Для чего я все это пишу? Для того, чтобы сказать, что мифологизм, тяга не к отражению реальности, а к ее концепционному преображению, к замене реальности структурным знаком, символом, теорией — во имя поиска ее сути — присущи всем формам символического мышления: и художественным, и религиозным, и научным.
Фантастический отлет от реальности происходит на путях естественной эволюции, диктуется дальнейшим развитием теории. Например, идея четырехмерного мира, которая была утверждена теорией относительности, родилась как отражение связи между пространством и временем. Она позволила применить в исследовании этой связи известные геометрические аналогии, использовать для своего обоснования мощный аппарат современной математики.

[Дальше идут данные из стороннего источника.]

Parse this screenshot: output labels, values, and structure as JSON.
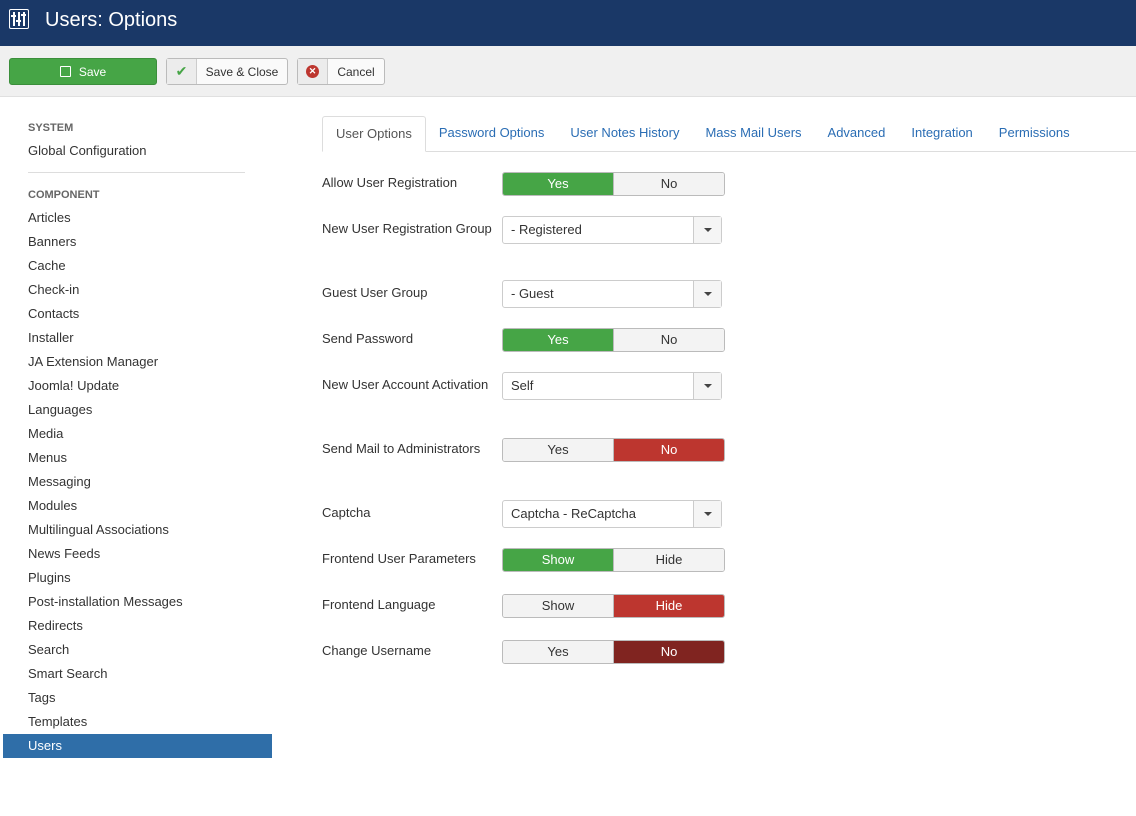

Четырехмерное пространство-время, на осях которого откладываются три пространственные координаты и время, явилось той адекватной математической формой, в которой предстала в теоретической физике связь пространства и времени. И это в немалой степени способствовало успехам теории относительности. Однако вместе с триумфальными успехами ее содержание невольно все более и более начинало отождествляться с ее математической формой, исследование связи пространства и времени — с исследованием четырехмерного пространства-времени, то есть реальным исследованием некоей фикции, вряд ли существующей реально.

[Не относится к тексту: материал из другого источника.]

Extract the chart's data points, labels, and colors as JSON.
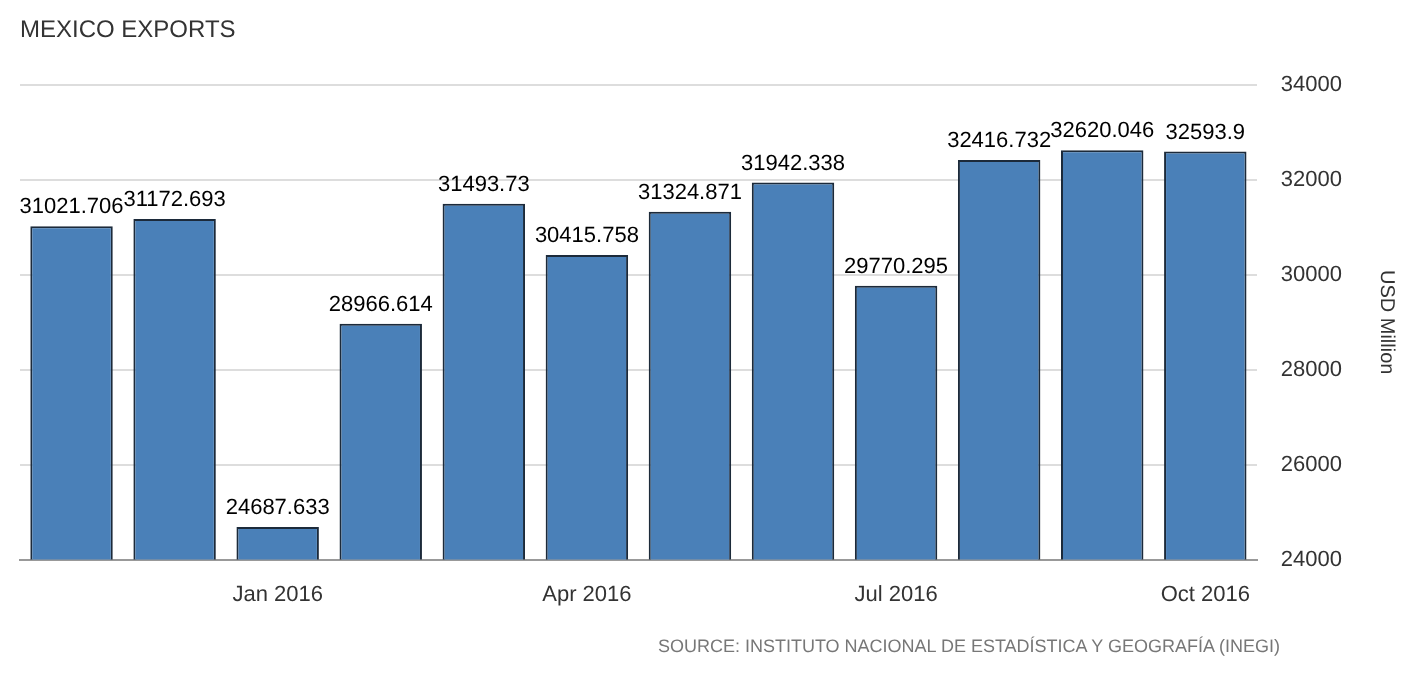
{
  "chart_data": {
    "type": "bar",
    "title": "MEXICO EXPORTS",
    "ylabel": "USD Million",
    "categories": [
      null,
      null,
      "Jan 2016",
      null,
      null,
      "Apr 2016",
      null,
      null,
      "Jul 2016",
      null,
      null,
      "Oct 2016"
    ],
    "values": [
      31021.706,
      31172.693,
      24687.633,
      28966.614,
      31493.73,
      30415.758,
      31324.871,
      31942.338,
      29770.295,
      32416.732,
      32620.046,
      32593.9
    ],
    "color": "#4a80b8",
    "ylim": [
      24000,
      34000
    ],
    "yticks": [
      24000,
      26000,
      28000,
      30000,
      32000,
      34000
    ],
    "grid": "y",
    "data_labels": true,
    "annotations": [
      "SOURCE: INSTITUTO NACIONAL DE ESTADÍSTICA Y GEOGRAFÍA (INEGI)"
    ]
  }
}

Так рождалась иллюзия реальности, объективности пространства-времени, ставшая методологическим принципом, провозгласившим в конце концов четырехмерное пространство-время формой существования материи. Опомнившись, некоторые наиболее умные головы стали пытаться как-то спасти теорию относительности, спасти ее четырехмерность. Но как? Физиками стали производиться попытки ставить заплаты там, где проступали дыры. Физики стали говорить: да, в действительности четырехмерное пространство-время не существует. Часто из соображений наглядности полезно пользоваться фиктивным четырехмерным пространством, на осях которого три пространственные координаты и одна временная. Физик пользуется этой четырехмерностью только в теории, он, мол, прекрасно понимает, что речь идет об аналогии, а не о тождестве, о математической форме, а не об объективной реальности. Четырехмерное пространство-время, как и любое многомерное пространство, физики уже называли не пространством, а многообразием, или абстрактным пространством, или фиктивным пространством, стараясь в самом термине отразить тот факт, что оно вне и независимо от теории не существует.

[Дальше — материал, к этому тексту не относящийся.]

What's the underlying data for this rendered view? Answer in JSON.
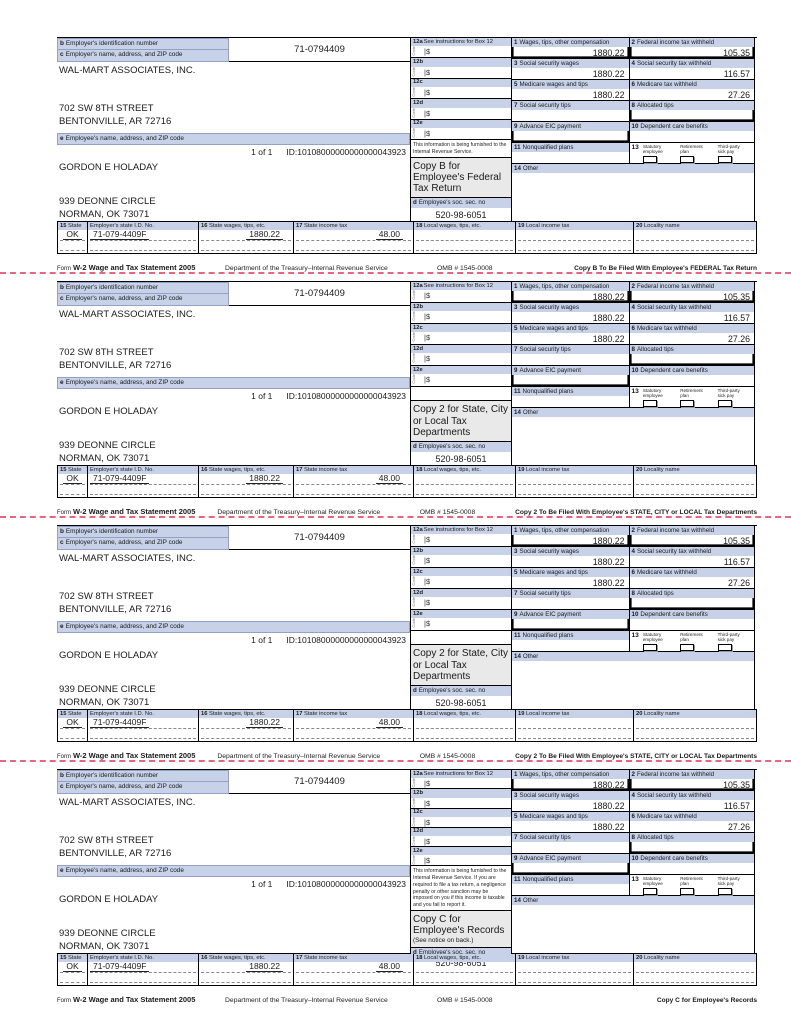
{
  "colors": {
    "header_bar": "#c7d2e9",
    "copy_box": "#e9e9e9",
    "separator": "#e86580"
  },
  "common": {
    "labels": {
      "b_letter": "b",
      "b": "Employer's identification number",
      "c_letter": "c",
      "c": "Employer's name, address, and ZIP code",
      "e_letter": "e",
      "e": "Employee's name, address, and ZIP code",
      "d_letter": "d",
      "d": "Employee's soc. sec. no"
    },
    "employer": {
      "ein": "71-0794409",
      "name": "WAL-MART ASSOCIATES, INC.",
      "street": "702 SW 8TH STREET",
      "city": "BENTONVILLE, AR 72716"
    },
    "page_of": "1 of 1",
    "doc_id": "ID:10108000000000000043923",
    "employee": {
      "name": "GORDON E HOLADAY",
      "street": "939 DEONNE CIRCLE",
      "city": "NORMAN, OK 73071"
    },
    "ssn": "520-98-6051",
    "box12": {
      "a_num": "12a",
      "a_note": "See instructions for Box 12",
      "b_num": "12b",
      "c_num": "12c",
      "d_num": "12d",
      "e_num": "12e",
      "dollar": "|$",
      "code": "Code"
    },
    "boxes": {
      "b1": {
        "num": "1",
        "label": "Wages, tips, other compensation",
        "value": "1880.22"
      },
      "b2": {
        "num": "2",
        "label": "Federal income tax withheld",
        "value": "105.35"
      },
      "b3": {
        "num": "3",
        "label": "Social security wages",
        "value": "1880.22"
      },
      "b4": {
        "num": "4",
        "label": "Social security tax withheld",
        "value": "116.57"
      },
      "b5": {
        "num": "5",
        "label": "Medicare wages and tips",
        "value": "1880.22"
      },
      "b6": {
        "num": "6",
        "label": "Medicare tax withheld",
        "value": "27.26"
      },
      "b7": {
        "num": "7",
        "label": "Social security tips",
        "value": ""
      },
      "b8": {
        "num": "8",
        "label": "Allocated tips",
        "value": ""
      },
      "b9": {
        "num": "9",
        "label": "Advance EIC payment",
        "value": ""
      },
      "b10": {
        "num": "10",
        "label": "Dependent care benefits",
        "value": ""
      },
      "b11": {
        "num": "11",
        "label": "Nonqualified plans",
        "value": ""
      },
      "b13": {
        "num": "13",
        "cb1": "Statutory employee",
        "cb2": "Retirement plan",
        "cb3": "Third-party sick pay"
      },
      "b14": {
        "num": "14",
        "label": "Other"
      }
    },
    "state": {
      "s15": {
        "num": "15",
        "label": "State",
        "value": "OK"
      },
      "sid": {
        "label": "Employer's state I.D. No.",
        "value": "71-079-4409F"
      },
      "s16": {
        "num": "16",
        "label": "State wages, tips, etc.",
        "value": "1880.22"
      },
      "s17": {
        "num": "17",
        "label": "State income tax",
        "value": "48.00"
      },
      "s18": {
        "num": "18",
        "label": "Local wages, tips, etc.",
        "value": ""
      },
      "s19": {
        "num": "19",
        "label": "Local income tax",
        "value": ""
      },
      "s20": {
        "num": "20",
        "label": "Locality name",
        "value": ""
      }
    },
    "footer": {
      "form_word": "Form",
      "title": "W-2 Wage and Tax Statement 2005",
      "dept": "Department of the Treasury–Internal Revenue Service",
      "omb": "OMB # 1545-0008"
    }
  },
  "forms": [
    {
      "info_text": "This information is being furnished to the Internal Revenue Service.",
      "copy_title": "Copy B for Employee's Federal Tax Return",
      "copy_note": "",
      "footer_copy": "Copy B To Be Filed With Employee's FEDERAL Tax Return"
    },
    {
      "info_text": "",
      "copy_title": "Copy 2 for State, City or Local Tax Departments",
      "copy_note": "",
      "footer_copy": "Copy 2 To Be Filed With Employee's STATE, CITY or LOCAL Tax Departments"
    },
    {
      "info_text": "",
      "copy_title": "Copy 2 for State, City or Local Tax Departments",
      "copy_note": "",
      "footer_copy": "Copy 2 To Be Filed With Employee's STATE, CITY or LOCAL Tax Departments"
    },
    {
      "info_text": "This information is being furnished to the Internal Revenue Service. If you are required to file a tax return, a negligence penalty or other sanction may be imposed on you if this income is taxable and you fail to report it.",
      "copy_title": "Copy C for Employee's Records",
      "copy_note": "(See notice on back.)",
      "footer_copy": "Copy C for Employee's Records"
    }
  ]
}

Позднее, как мы видели, с дальнейшим развитием теории становилось мало и четырехмерного пространства, в ход шли бесконечномерные гильбертовы, римановы и гротендиковы пространства. И возникла крайне любопытная, парадоксальная ситуация. Перед нами теории, претендующие на абсолютность в описании реального мира, опирающиеся при этом на какие-то фундаментальные понятия, но — о чудо! — часто эти понятия не имели никаких отношений с реальностью или, во всяком случае, связь их с нею надо было еще доказать.
Какое-то время назад я несколько лет посвятил самостоятельному изучению всех этих вопросов. Но сейчас меня интересуют, собственно, не вопросы физики, как таковые, а стиль мышления мирового человека на очередном историческом этапе его существования.
Пикассо, оставляя на листе всего лишь два-три штриха, выводит идеограмму быка. Эйнштейн, опираясь на принцип единства физики, тратит годы работы на то, чтобы завершить свою релятивистскую физику созданием «единой теории поля», то есть тоже ищет как бы одну всеобнимающую в мире формулу. Случайно ли это?
Вот я читаю о греческом композиторе Янисе Ксенакисе. По его мнению, музыка — это та же наука, наука логики, точных математических расчетов, наука, способная выразить собственными средствами законы сжимания газов, химические формулы. Своим произведениям Ксенакис предпосылает рассуждения с приложением формул и расчетов, одно из произведений пишет, сверяясь с результатами вычислений по теории вероятности.
Читаю отзыв на работу: «Роль Ксенакиса в современной музыке особенна — это композитор, наделенный огромным... воображением и необыкновенной изобразительностью. Смелость концепции у него, как правило, перерастает музыкальную ценность ее реализации»1.
Случайна ли эта смелость? Можно по-разному оценивать и по-разному относиться ко всем этим таким вроде бы разнородным и вместе с тем столь однородным явлениям — графике Пикассо, формулам Эйнштейна, музыкальной практике Ксенакиса, но перед нами налицо объективное, наличное существование такой формы.
Само развитие мировой жизни на определенном историческом этапе привело нас именно к этим формам. И приходится констатировать: бурное развитие искусства и науки, взрывной характер промышленно-технической и политической деятельности человека к концу II — началу III тысячелетия во многом обязаны своими успехами перспективам, которые открылись перед человечеством с «включением в работу» нового по отношению к предыдущему времени способа мышления.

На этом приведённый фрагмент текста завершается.